As if in tune with the swooning stock market, the face of Lehman Brothers CEO Richard Fuld grew darker and gloomier throughout the grueling grilling he received from the members of the House Committee on Oversight and Government Reform Monday morning. Chairman Henry Waxman, D.-Calif., got the hearing off to a cheery start when he pointed out that while Fuld's company had gone bankrupt and the American public was on the hook for $700 billion to bail out his competitors, Fuld himself had done pretty well -- pocketing hundreds of millions of dollars.
"Is that fair?" asked Waxman.
Fuld evaded giving a straight yes or no answer, though he looked a bit shocked at the effrontery of the question. Wall Street CEOs always believe they are worth every penny of their compensation, even when the companies they have commanded lie in wreckage around them. But to be perfectly fair, when the markets behave as they did on Monday, plunging 750 points, then swinging wildly back up and down before closing around 370 points down, just under 10000, Congressional class warfare grandstanding on executive compensation by angry Democrats seems almost as out of place as Republican attempts to pin all the blame for the current crisis on Fannie Mae and Freddie Mac.
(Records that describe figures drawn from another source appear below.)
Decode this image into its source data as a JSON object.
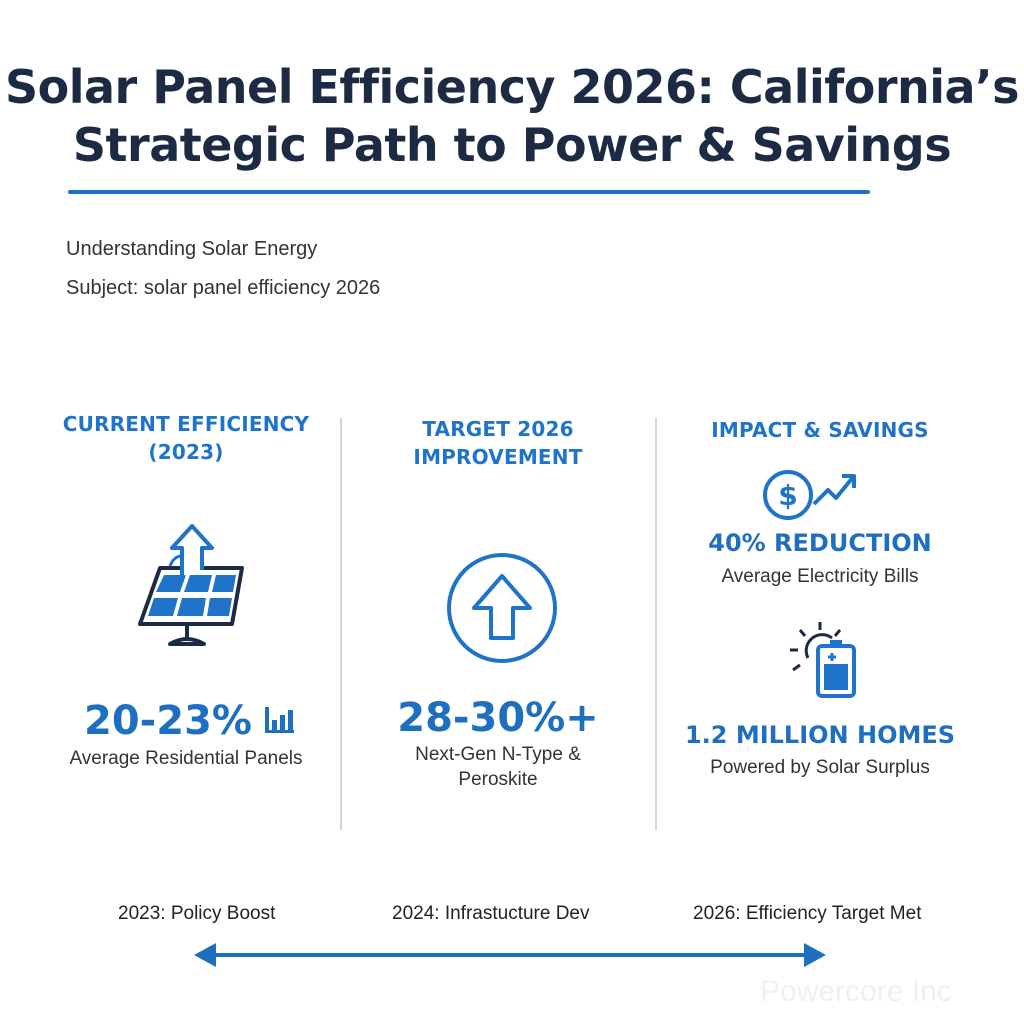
{
  "title": {
    "line1": "Solar Panel Efficiency 2026: California’s",
    "line2": "Strategic Path to Power & Savings"
  },
  "intro": {
    "heading": "Understanding Solar Energy",
    "subject": "Subject: solar panel efficiency 2026"
  },
  "columns": [
    {
      "heading_line1": "CURRENT EFFICIENCY",
      "heading_line2": "(2023)",
      "icon": "solar-panel-arrow-icon",
      "stat": "20-23%",
      "stat_icon": "bar-chart-icon",
      "caption": "Average Residential Panels"
    },
    {
      "heading_line1": "TARGET 2026",
      "heading_line2": "IMPROVEMENT",
      "icon": "circle-up-arrow-icon",
      "stat": "28-30%+",
      "caption_line1": "Next-Gen N-Type &",
      "caption_line2": "Peroskite"
    },
    {
      "heading": "IMPACT & SAVINGS",
      "items": [
        {
          "icon": "dollar-trend-icon",
          "stat": "40% REDUCTION",
          "caption": "Average Electricity Bills"
        },
        {
          "icon": "sun-battery-icon",
          "stat": "1.2 MILLION HOMES",
          "caption": "Powered by Solar Surplus"
        }
      ]
    }
  ],
  "timeline": {
    "icon": "double-arrow-icon",
    "milestones": [
      "2023: Policy Boost",
      "2024: Infrastucture Dev",
      "2026: Efficiency Target Met"
    ]
  },
  "watermark": "Powercore Inc",
  "colors": {
    "accent": "#1f6fc0",
    "title": "#1c2a44",
    "rule": "#1a6fd0"
  }
}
We've got a problem here, folks, that goes to the heart of how modern financial markets operate -- can we focus, please?
Peter Welch, D.-Vermont, did his best. Late in the hearing, he posed a long, complex question asking how a relatively simple transaction -- the provision of a loan to a consumer with which to buy a house -- could have become transformed into a morass of exotic financial complexity that literally sucked in the entire global economy. (I will post the full question once I've got access to the entire transcript of the hearing).
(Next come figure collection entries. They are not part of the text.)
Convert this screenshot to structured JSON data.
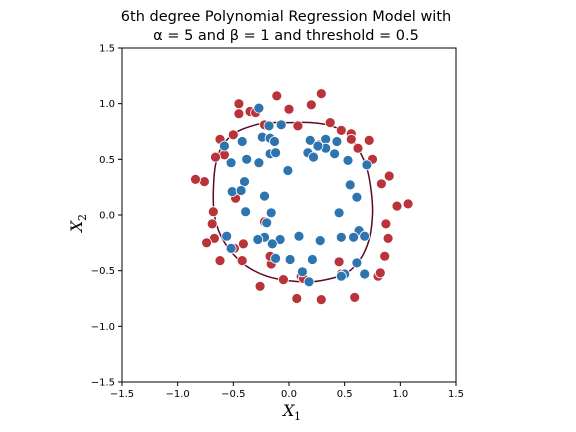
{
  "chart_data": {
    "type": "scatter",
    "title_line1": "6th degree Polynomial Regression Model with",
    "title_line2": "α = 5 and β = 1 and threshold = 0.5",
    "xlabel": "X",
    "xlabel_sub": "1",
    "ylabel": "X",
    "ylabel_sub": "2",
    "xlim": [
      -1.5,
      1.5
    ],
    "ylim": [
      -1.5,
      1.5
    ],
    "xticks": [
      -1.5,
      -1.0,
      -0.5,
      0.0,
      0.5,
      1.0,
      1.5
    ],
    "yticks": [
      -1.5,
      -1.0,
      -0.5,
      0.0,
      0.5,
      1.0,
      1.5
    ],
    "xtick_labels": [
      "−1.5",
      "−1.0",
      "−0.5",
      "0.0",
      "0.5",
      "1.0",
      "1.5"
    ],
    "ytick_labels": [
      "−1.5",
      "−1.0",
      "−0.5",
      "0.0",
      "0.5",
      "1.0",
      "1.5"
    ],
    "grid": false,
    "colors": {
      "class0": "#b8333a",
      "class1": "#2e75b0",
      "boundary": "#5a0a22"
    },
    "series": [
      {
        "class": 0,
        "color": "#b8333a",
        "points": [
          [
            -0.11,
            1.07
          ],
          [
            -0.35,
            0.93
          ],
          [
            -0.45,
            1.0
          ],
          [
            0.29,
            1.09
          ],
          [
            0.0,
            0.95
          ],
          [
            0.2,
            0.99
          ],
          [
            -0.45,
            0.91
          ],
          [
            -0.5,
            0.72
          ],
          [
            0.37,
            0.83
          ],
          [
            0.47,
            0.76
          ],
          [
            -0.3,
            0.92
          ],
          [
            -0.62,
            0.68
          ],
          [
            0.56,
            0.73
          ],
          [
            0.56,
            0.68
          ],
          [
            -0.22,
            0.81
          ],
          [
            -0.58,
            0.54
          ],
          [
            -0.66,
            0.52
          ],
          [
            0.75,
            0.5
          ],
          [
            0.72,
            0.67
          ],
          [
            0.62,
            0.6
          ],
          [
            0.08,
            0.8
          ],
          [
            0.27,
            0.63
          ],
          [
            -0.76,
            0.3
          ],
          [
            -0.84,
            0.32
          ],
          [
            0.9,
            0.35
          ],
          [
            0.83,
            0.28
          ],
          [
            -0.68,
            0.03
          ],
          [
            0.97,
            0.08
          ],
          [
            1.07,
            0.1
          ],
          [
            -0.69,
            -0.08
          ],
          [
            0.87,
            -0.08
          ],
          [
            -0.67,
            -0.21
          ],
          [
            -0.74,
            -0.25
          ],
          [
            0.89,
            -0.21
          ],
          [
            -0.49,
            -0.3
          ],
          [
            0.8,
            -0.55
          ],
          [
            -0.62,
            -0.41
          ],
          [
            -0.22,
            -0.06
          ],
          [
            -0.41,
            -0.26
          ],
          [
            -0.42,
            -0.41
          ],
          [
            0.82,
            -0.52
          ],
          [
            0.86,
            -0.37
          ],
          [
            -0.16,
            -0.44
          ],
          [
            -0.17,
            -0.37
          ],
          [
            0.11,
            -0.55
          ],
          [
            0.13,
            -0.57
          ],
          [
            -0.26,
            -0.64
          ],
          [
            0.07,
            -0.75
          ],
          [
            0.29,
            -0.76
          ],
          [
            0.59,
            -0.74
          ],
          [
            0.45,
            -0.42
          ],
          [
            -0.05,
            -0.58
          ],
          [
            -0.48,
            0.15
          ],
          [
            0.47,
            -0.53
          ]
        ]
      },
      {
        "class": 1,
        "color": "#2e75b0",
        "points": [
          [
            -0.27,
            0.96
          ],
          [
            -0.18,
            0.8
          ],
          [
            -0.07,
            0.81
          ],
          [
            -0.24,
            0.7
          ],
          [
            -0.17,
            0.69
          ],
          [
            -0.42,
            0.66
          ],
          [
            -0.13,
            0.66
          ],
          [
            0.19,
            0.67
          ],
          [
            0.33,
            0.68
          ],
          [
            0.43,
            0.66
          ],
          [
            0.33,
            0.6
          ],
          [
            -0.58,
            0.62
          ],
          [
            0.26,
            0.62
          ],
          [
            0.41,
            0.55
          ],
          [
            0.17,
            0.56
          ],
          [
            0.22,
            0.52
          ],
          [
            -0.17,
            0.55
          ],
          [
            -0.12,
            0.56
          ],
          [
            -0.52,
            0.47
          ],
          [
            -0.38,
            0.5
          ],
          [
            -0.27,
            0.47
          ],
          [
            0.7,
            0.45
          ],
          [
            0.53,
            0.49
          ],
          [
            -0.4,
            0.3
          ],
          [
            -0.01,
            0.4
          ],
          [
            -0.51,
            0.21
          ],
          [
            -0.43,
            0.22
          ],
          [
            -0.22,
            0.17
          ],
          [
            0.55,
            0.27
          ],
          [
            0.61,
            0.16
          ],
          [
            -0.39,
            0.03
          ],
          [
            -0.16,
            0.02
          ],
          [
            0.45,
            0.02
          ],
          [
            -0.2,
            -0.07
          ],
          [
            0.63,
            -0.14
          ],
          [
            -0.56,
            -0.19
          ],
          [
            -0.22,
            -0.2
          ],
          [
            0.68,
            -0.19
          ],
          [
            -0.28,
            -0.22
          ],
          [
            -0.08,
            -0.22
          ],
          [
            0.09,
            -0.19
          ],
          [
            0.28,
            -0.23
          ],
          [
            0.58,
            -0.2
          ],
          [
            0.47,
            -0.2
          ],
          [
            -0.52,
            -0.3
          ],
          [
            -0.15,
            -0.26
          ],
          [
            -0.12,
            -0.39
          ],
          [
            0.01,
            -0.4
          ],
          [
            0.21,
            -0.4
          ],
          [
            0.61,
            -0.43
          ],
          [
            0.5,
            -0.53
          ],
          [
            0.12,
            -0.51
          ],
          [
            0.68,
            -0.53
          ],
          [
            0.47,
            -0.55
          ],
          [
            0.18,
            -0.6
          ]
        ]
      }
    ],
    "boundary": [
      [
        0.0,
        0.83
      ],
      [
        0.2,
        0.83
      ],
      [
        0.38,
        0.8
      ],
      [
        0.52,
        0.73
      ],
      [
        0.62,
        0.6
      ],
      [
        0.7,
        0.42
      ],
      [
        0.74,
        0.2
      ],
      [
        0.75,
        0.0
      ],
      [
        0.72,
        -0.22
      ],
      [
        0.64,
        -0.4
      ],
      [
        0.52,
        -0.52
      ],
      [
        0.38,
        -0.57
      ],
      [
        0.2,
        -0.6
      ],
      [
        0.0,
        -0.59
      ],
      [
        -0.2,
        -0.55
      ],
      [
        -0.38,
        -0.46
      ],
      [
        -0.52,
        -0.33
      ],
      [
        -0.62,
        -0.17
      ],
      [
        -0.67,
        0.0
      ],
      [
        -0.68,
        0.2
      ],
      [
        -0.66,
        0.45
      ],
      [
        -0.6,
        0.62
      ],
      [
        -0.48,
        0.74
      ],
      [
        -0.3,
        0.81
      ],
      [
        -0.15,
        0.83
      ]
    ]
  }
}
Richard Fuld side-stepped. I paraphrase from memory: "None of us expected house prices to decline as fiercely or sharply as they did," he said.
To the extent that he is referring to Wall Street traders betting the house on collateralized debt obligations, he may be correct. Others, however, like CEPR's Dean Baker, and "Irrational Exuberance" author Robert Schiller, were warning of a dramatic end to the housing boom years ago. Judged against historical data, it was clear to them that the vast runup in home prices from 2001-2005 far outstripped longterm trends in the U.S. housing market.
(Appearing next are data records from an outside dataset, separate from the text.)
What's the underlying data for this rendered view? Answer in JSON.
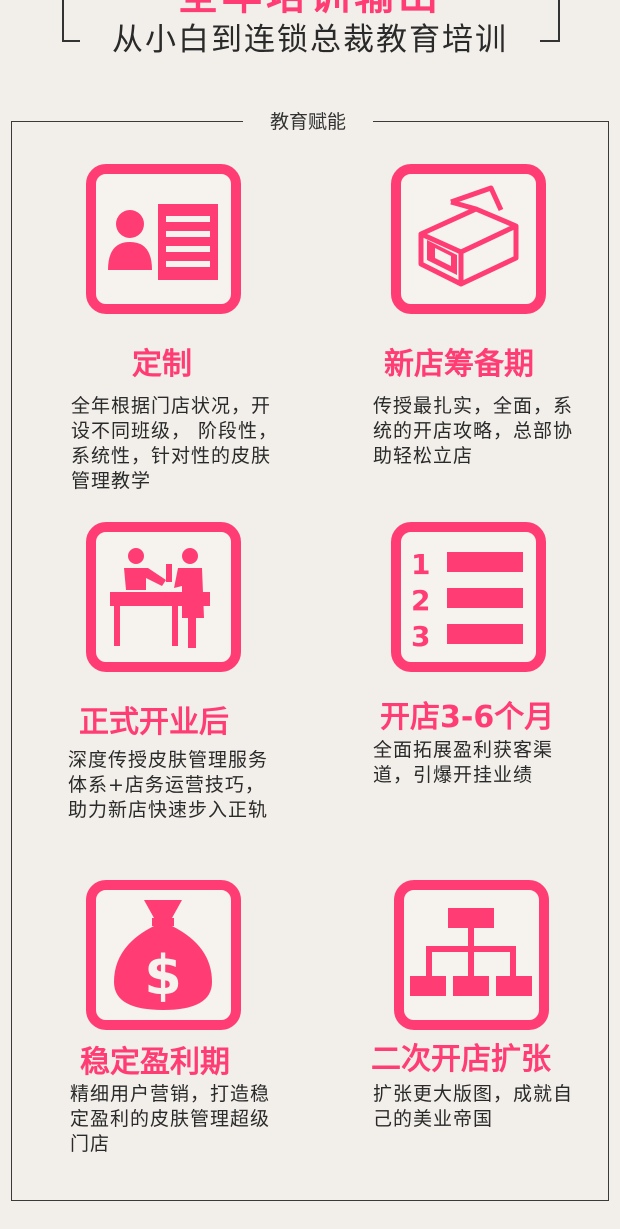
{
  "header": {
    "top_title": "全年培训输出",
    "subtitle": "从小白到连锁总裁教育培训"
  },
  "section": {
    "label": "教育赋能"
  },
  "colors": {
    "accent": "#ff3d74",
    "background": "#f2efea",
    "text": "#2a2a2a"
  },
  "items": [
    {
      "title": "定制",
      "icon": "id-card-icon",
      "desc": "全年根据门店状况，开设不同班级， 阶段性，系统性，针对性的皮肤管理教学"
    },
    {
      "title": "新店筹备期",
      "icon": "box-icon",
      "desc": "传授最扎实，全面，系统的开店攻略，总部协助轻松立店"
    },
    {
      "title": "正式开业后",
      "icon": "reception-icon",
      "desc": "深度传授皮肤管理服务体系+店务运营技巧，助力新店快速步入正轨"
    },
    {
      "title": "开店3-6个月",
      "icon": "numbered-list-icon",
      "desc": "全面拓展盈利获客渠道，引爆开挂业绩"
    },
    {
      "title": "稳定盈利期",
      "icon": "money-bag-icon",
      "desc": "精细用户营销，打造稳定盈利的皮肤管理超级门店"
    },
    {
      "title": "二次开店扩张",
      "icon": "org-chart-icon",
      "desc": "扩张更大版图，成就自己的美业帝国"
    }
  ]
}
So Wall Street blew it. We will be arguing until the cows come home a hundred years from now how much Fannie and Freddie contributed to the current mess, but there will still be no exculpation for Wall Street's risk management specialists.
Which brings us to George Soros' timely contribution to the ongoing conversation; his new book: "The New Paradigm for Financial Markets: The Credit Crisis of 2008 and What It Means." Writing in The New York Review of Books, financial journalist John Cassidy takes an in-depth look at Soros' 162-page "I told you so." One quotation from the text jumps out:
Soros slams the "shocking abdication of responsibility on the part of the regulators."
If they could not calculate the risk, they should not have allowed the institutions under their supervision to undertake them. The risk models of the banks were based on the assumption that the system is stable. But, contrary to market fundamentalist beliefs, the stability of financial markets is not assured; it has to be actively maintained by the authorities. By relying on the risk calculations of the market participants, the regulators pulled up the anchor and unleashed a period of uncontrolled credit expansion.
In other words, government regulators trusted the market to self-regulate. So if Wall Street thought it was OK to borrow billions to bet on risky derivatives tied to the mortgage market, then those derivatives by definition must have not really been that risky. The market can't be that badly wrong, can it?
Yes it can. Richard Fuld admitted exactly that this morning to Congress.